De omstandigheid dat [persoon 4] als getuige op zitting heeft verklaard dat hij de zakelijke laptop en zijn telefoon met telefoonnummer [telefoonnummer] aan anderen, waaronder [persoon 2] heeft uitgeleend, maakt wat de rechtbank betreft niet dat de verklaring van verdachte niet langer als ongeloofwaardig moet worden aangemerkt. De rechtbank zal de verklaring van verdachte ter zitting afgelegd bij de beoordeling van het bewijs dan ook terzijde schuiven.
Overwegingen van de rechtbank
Feiten 1, 2 en 5
Gelet op de hiervoor weergegeven feiten en omstandigheden is de rechtbank van oordeel dat de TOGSaanvraag van [naam bedrijf BV 1] valselijk is opgemaakt. De afbeelding van de bankpas van [naam bedrijf BV 2] , waarop ten onrechte gegevens van [naam bedrijf BV 1] / [persoon 1] zijn vermeld, is vervalst. Het indienen van de valse TOGSaanvraag met daarbij de vervalste afbeelding van een bankpas levert ook een poging tot oplichting op. Daarbij is valselijk gebruik gemaakt van de naam en de hoedanigheid van [persoon 1] als bestuurder van [naam bedrijf BV 1] , zijn in de aanvraag verdichtsels opgenomen en levert het vervalsen van de afbeelding van de bankpas een listige kunstgreep op.

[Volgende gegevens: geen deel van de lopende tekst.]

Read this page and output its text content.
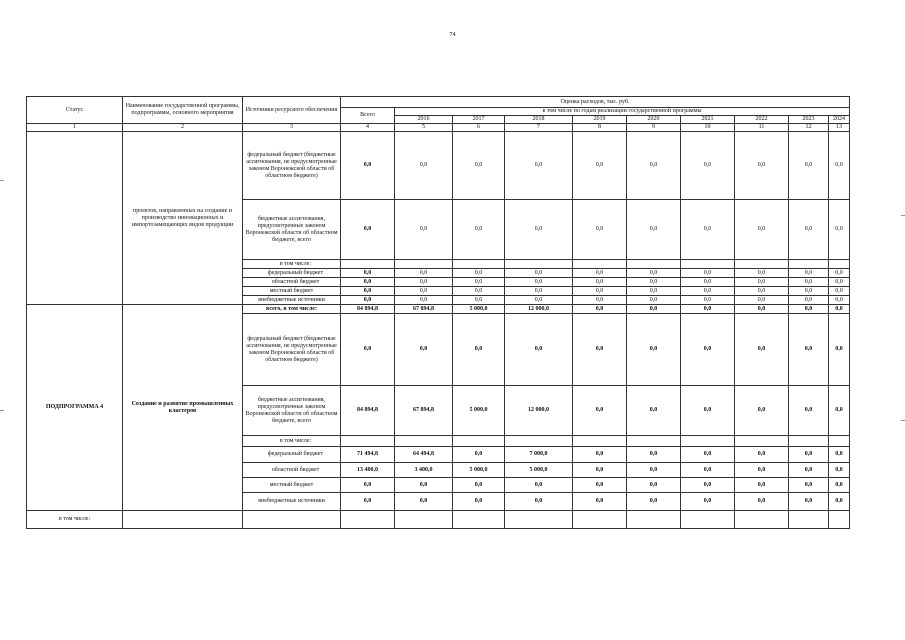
74
Статус	Наименование государственной программы, подпрограммы, основного мероприятия	Источники ресурсного обеспечения	Оценка расходов, тыс. руб.									
			Всего	в том числе по годам реализации государственной программы								
				2016	2017	2018	2019	2020	2021	2022	2023	2024
1	2	3	4	5	6	7	8	9	10	11	12	13
	проектов, направленных на создание и производство инновационных и импортозамещающих видов продукции	федеральный бюджет (бюджетные ассигнования, не предусмотренные законом Воронежской области об областном бюджете)	0,0	0,0	0,0	0,0	0,0	0,0	0,0	0,0	0,0	0,0
		бюджетные ассигнования, предусмотренные законом Воронежской области об областном бюджете, всего	0,0	0,0	0,0	0,0	0,0	0,0	0,0	0,0	0,0	0,0
		в том числе:										
		федеральный бюджет	0,0	0,0	0,0	0,0	0,0	0,0	0,0	0,0	0,0	0,0
		областной бюджет	0,0	0,0	0,0	0,0	0,0	0,0	0,0	0,0	0,0	0,0
		местный бюджет	0,0	0,0	0,0	0,0	0,0	0,0	0,0	0,0	0,0	0,0
		внебюджетные источники	0,0	0,0	0,0	0,0	0,0	0,0	0,0	0,0	0,0	0,0
ПОДПРОГРАММА 4	Создание и развитие промышленных кластеров	всего, в том числе:	84 894,8	67 894,8	5 000,0	12 000,0	0,0	0,0	0,0	0,0	0,0	0,0
		федеральный бюджет (бюджетные ассигнования, не предусмотренные законом Воронежской области об областном бюджете)	0,0	0,0	0,0	0,0	0,0	0,0	0,0	0,0	0,0	0,0
		бюджетные ассигнования, предусмотренные законом Воронежской области об областном бюджете, всего	84 894,8	67 894,8	5 000,0	12 000,0	0,0	0,0	0,0	0,0	0,0	0,0
		в том числе:										
		федеральный бюджет	71 494,8	64 494,8	0,0	7 000,0	0,0	0,0	0,0	0,0	0,0	0,0
		областной бюджет	13 400,0	3 400,0	5 000,0	5 000,0	0,0	0,0	0,0	0,0	0,0	0,0
		местный бюджет	0,0	0,0	0,0	0,0	0,0	0,0	0,0	0,0	0,0	0,0
		внебюджетные источники	0,0	0,0	0,0	0,0	0,0	0,0	0,0	0,0	0,0	0,0
в том числе:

Omdat de bestuurder en enig aandeelhouder van dit bedrijf, [persoon 1] , ten tijde van de aanvraag en het e-mailcontact gedetineerd zat, was hij niet in staat deze aanvraag te doen, net zomin als de handelingen te verrichten met betrekking tot het vervalsen van de afbeelding van de bankpas.
De betrokkenheid van verdachte bij deze feiten volgt naar het oordeel van de rechtbank uit het gebruik van de bankrekening van [naam bedrijf BV 2] , een bedrijf van verdachte, het aantreffen van het gebruikte e-mailadres op de onder verdachte in beslag genomen laptop en het aantreffen van de afbeelding van de bankpas op de onder verdachte in beslag genomen telefoons. Tot slot betrekt de rechtbank daarbij ook het gegeven dat het telefoonnummer [telefoonnummer] – dat per e-mail aan de RVO is doorgegeven – in de telefoon van [persoon 2] stond opgeslagen onder de naam ‘ [naam 1] ’, in combinatie met het gegeven dat het telefoonnummer [telefoonnummer] dat verdachte bij zijn verhoor heeft opgegeven, in diezelfde telefoon stond opgeslagen als ‘ [naam 1] ’.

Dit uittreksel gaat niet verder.